僅かな松明の明かりを、柔らかく弾く金の髪。

ピクリとも動かないその姿に。

私の足は、歩みを止める。

まわりには、ワッカさんもルールーもリュックもキマリもいたはずなのに。

私の目には、もう、その人しか映らない。


―― 映さない ――


とても、とても暗かったけど。

何故だか、そこだけ光って見える。

いつの間にか、音も消えた。

自分の心臓の音だけが、聞こえる。

トクン トクン

そして、次第に大きくなっていく。

ドクン ドクン

うるさいくらいに、どんどん大きくなっていく。

お願い、静まって! 私の鼓動。

キミの声が、聞こえなくなってしまうから。



生きて、るよね?

ちゃんと、息してる、よね?

だって、そこにいるんだもん。

やっと、帰ってきてくれたんだよね?



動いて! 私の足!


一歩、 また、 一歩。

キミに、 近づく。



「!」



今、ちょっとだけ…

動いた!

動いたよね?

風なんかじゃない。

キラッて、 髪、 微かに揺れた。

ほらっ!

さっきまで俯いてて見えなかった顔が少し覗いてる。



どうしたんだろ、 私の足。

まるで重い鉛の靴でも履いてるみたい…。

あと、ほんの少し歩けば、キミに手が届くのに。



あれ?

変だよ?

なんだか、霞んでる……

だんだん目の前がぼやけてくる、よ。

いやだ、ちゃんと見ていたい。

もう、見失うのは嫌だよ。


涙?


熱い雫が、私の頬を伝って落ちてく。

やだなぁ

私の涙腺、壊れちゃったみたいだよ?

だって、次から次に湧きあがってくる。

私、自分じゃきっと止められないよ。

キミが、止めてくれなくちゃ。



止めてくれるんだよね?

大丈夫、だよね?

もう少し。

もう少し、なんだよ。





「  !  」




気配に身じろぐように、ゆっくりと頭が上がる。

そっと重たそうな瞼が開き、懐かしい空の瞳が向けられた。

怪訝そうな顔をして、少し青ざめた唇が小さく動く。



「 ユ ウ ナ ? 」



ユウナの瞳は、澄んだ泉となり、止めどなく透明な雫があふれ落ちる。

ティーダの片手が静かにあがる。

真っ直ぐに、ユウナの方に…



その一言で、その仕草だけで

あんなに重たかった足取りが一気に羽のように軽くなる。

二人の間の数歩の距離を、疾風かぜになって駆け寄るユウナ。

その手を一瞬でも早く繋ぎ止めようとするかのように。



二人の指先が、触れる。



お互いの存在を確かめるように、そっと。

はやる気持ちを、懸命に抑えて…

ユウナはティーダの手を取り、そのまま傍らに座り込んでしまう。

その間、二人、ただひたすら見つめあう。


何度も何度も夢に、見た。

会いたさに苦しくて堪らなかった。

辛くて挫けそうになっても、この時のためにがんばってこれた。



やっと現実に戻ってきたかのように、瞳を細めて。

力の入らない手に心を込めて、ティーダがユウナの震える手を握り返す。



「会いたかった…ユウナ」



先ほどから零し続けているユウナの新たな涙のカーテンが、今度こそ恋しい人の姿を覆って見えなくさせてしまう。

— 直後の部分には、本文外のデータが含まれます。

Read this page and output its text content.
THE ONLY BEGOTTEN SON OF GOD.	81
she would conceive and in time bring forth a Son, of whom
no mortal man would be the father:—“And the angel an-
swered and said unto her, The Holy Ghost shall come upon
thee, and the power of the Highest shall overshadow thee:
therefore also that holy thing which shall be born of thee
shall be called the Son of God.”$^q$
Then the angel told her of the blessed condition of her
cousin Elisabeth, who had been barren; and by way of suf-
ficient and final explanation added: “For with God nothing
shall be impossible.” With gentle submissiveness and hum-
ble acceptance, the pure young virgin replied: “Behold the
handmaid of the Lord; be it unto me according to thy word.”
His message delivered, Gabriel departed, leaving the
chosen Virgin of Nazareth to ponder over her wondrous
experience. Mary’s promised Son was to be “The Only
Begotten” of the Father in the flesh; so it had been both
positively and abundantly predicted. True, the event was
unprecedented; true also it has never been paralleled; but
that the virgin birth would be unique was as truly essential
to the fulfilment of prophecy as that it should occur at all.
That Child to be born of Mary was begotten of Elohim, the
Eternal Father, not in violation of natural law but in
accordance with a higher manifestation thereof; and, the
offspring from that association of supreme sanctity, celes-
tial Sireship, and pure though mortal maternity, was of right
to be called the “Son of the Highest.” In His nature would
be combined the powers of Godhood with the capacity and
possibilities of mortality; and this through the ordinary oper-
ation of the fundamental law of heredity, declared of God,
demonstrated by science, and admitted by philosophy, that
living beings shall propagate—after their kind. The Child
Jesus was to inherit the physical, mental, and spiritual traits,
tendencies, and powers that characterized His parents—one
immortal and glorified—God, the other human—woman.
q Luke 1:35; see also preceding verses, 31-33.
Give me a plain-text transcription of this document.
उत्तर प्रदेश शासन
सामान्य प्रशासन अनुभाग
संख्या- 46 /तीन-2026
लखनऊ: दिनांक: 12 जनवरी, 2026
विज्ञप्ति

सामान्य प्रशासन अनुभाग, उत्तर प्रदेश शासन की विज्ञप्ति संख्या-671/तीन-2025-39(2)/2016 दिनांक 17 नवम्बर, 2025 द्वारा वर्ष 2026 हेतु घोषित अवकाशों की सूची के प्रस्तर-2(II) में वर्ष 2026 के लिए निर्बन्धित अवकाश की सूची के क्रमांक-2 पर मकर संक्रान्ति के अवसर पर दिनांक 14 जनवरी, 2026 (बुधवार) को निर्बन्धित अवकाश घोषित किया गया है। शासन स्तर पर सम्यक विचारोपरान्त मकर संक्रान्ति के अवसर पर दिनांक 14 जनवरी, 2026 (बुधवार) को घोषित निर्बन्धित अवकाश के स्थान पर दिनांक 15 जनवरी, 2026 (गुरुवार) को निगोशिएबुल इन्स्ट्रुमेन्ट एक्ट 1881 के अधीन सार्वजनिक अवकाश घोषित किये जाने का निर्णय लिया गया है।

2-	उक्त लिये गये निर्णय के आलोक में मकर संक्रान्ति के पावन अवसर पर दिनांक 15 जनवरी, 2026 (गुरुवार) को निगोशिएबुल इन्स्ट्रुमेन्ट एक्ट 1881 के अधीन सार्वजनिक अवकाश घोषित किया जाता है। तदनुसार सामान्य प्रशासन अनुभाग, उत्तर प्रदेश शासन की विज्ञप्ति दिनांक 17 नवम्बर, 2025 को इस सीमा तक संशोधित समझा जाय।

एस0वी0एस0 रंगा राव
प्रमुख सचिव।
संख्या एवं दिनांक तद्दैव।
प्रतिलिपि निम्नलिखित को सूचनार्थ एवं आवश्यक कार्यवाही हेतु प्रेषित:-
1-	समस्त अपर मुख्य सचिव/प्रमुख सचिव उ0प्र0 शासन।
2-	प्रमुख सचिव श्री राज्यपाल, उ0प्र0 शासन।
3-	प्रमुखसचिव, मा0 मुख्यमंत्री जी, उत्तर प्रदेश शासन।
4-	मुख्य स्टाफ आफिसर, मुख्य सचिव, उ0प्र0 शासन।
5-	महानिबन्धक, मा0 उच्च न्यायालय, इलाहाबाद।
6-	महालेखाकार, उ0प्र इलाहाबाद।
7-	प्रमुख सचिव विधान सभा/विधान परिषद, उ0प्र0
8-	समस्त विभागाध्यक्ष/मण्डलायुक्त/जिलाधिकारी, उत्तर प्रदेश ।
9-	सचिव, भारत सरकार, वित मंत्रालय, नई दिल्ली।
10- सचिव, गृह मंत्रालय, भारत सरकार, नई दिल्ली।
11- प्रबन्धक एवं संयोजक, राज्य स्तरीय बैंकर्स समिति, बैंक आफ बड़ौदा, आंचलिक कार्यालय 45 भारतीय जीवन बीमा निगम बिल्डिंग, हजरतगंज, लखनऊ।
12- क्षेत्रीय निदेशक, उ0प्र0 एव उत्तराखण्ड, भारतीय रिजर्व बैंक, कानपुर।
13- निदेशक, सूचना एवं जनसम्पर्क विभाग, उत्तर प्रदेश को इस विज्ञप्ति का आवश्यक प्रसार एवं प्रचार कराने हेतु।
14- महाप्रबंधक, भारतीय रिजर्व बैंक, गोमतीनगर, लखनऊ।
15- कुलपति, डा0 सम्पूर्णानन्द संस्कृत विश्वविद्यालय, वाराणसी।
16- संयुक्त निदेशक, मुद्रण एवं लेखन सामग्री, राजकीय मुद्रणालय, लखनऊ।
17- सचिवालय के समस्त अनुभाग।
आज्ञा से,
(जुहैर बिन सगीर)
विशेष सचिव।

けれど、すぐに強く抱きしめられて、ティーダの胸がその涙を吸い取ってくれる。

ユウナはやっとの思いで、言葉を紡ぐ。

ティーダの胸の中。


「……お帰り…なさい…ティーダ…」


ピクッと、ユウナの柔らかい髪をまとわせたティーダの手が止まる。


「うん…。 ただいま。 ユウナ」


そして、ティーダの腕の中、その胸を濡らし続けるユウナの栗色の髪に唇を寄せる。





小さな、けれど、力強いささやき。




―― もう、 絶対、 離さない ――








--- next to vol.21 ---



○あとがき○

お待たせしました。
最大のクライマックス・ついにティーダとユウナの再会です。
このシーンに向けて今まで書いてきたようなもんですから、今回は思いっきり凝ってみました。
この19と20、一話ずつは短いですけど、二人の心模様を充分に表したかったんです〜。
内容は……読んで頂けたら、充分にお分かりだと思います。
皆様の期待を裏切ってなければいいのですが……。(不安)

残すところ、あと2話。
最大の山場は越えたものの、書き足りてない部分をまだ少しお伝えしたいと思います。
その後の二人の様子やエボンの抗争の結末、スピラの今後などなど。作者の筆力で、どこまで書けるかが問題なのですが……(苦悶)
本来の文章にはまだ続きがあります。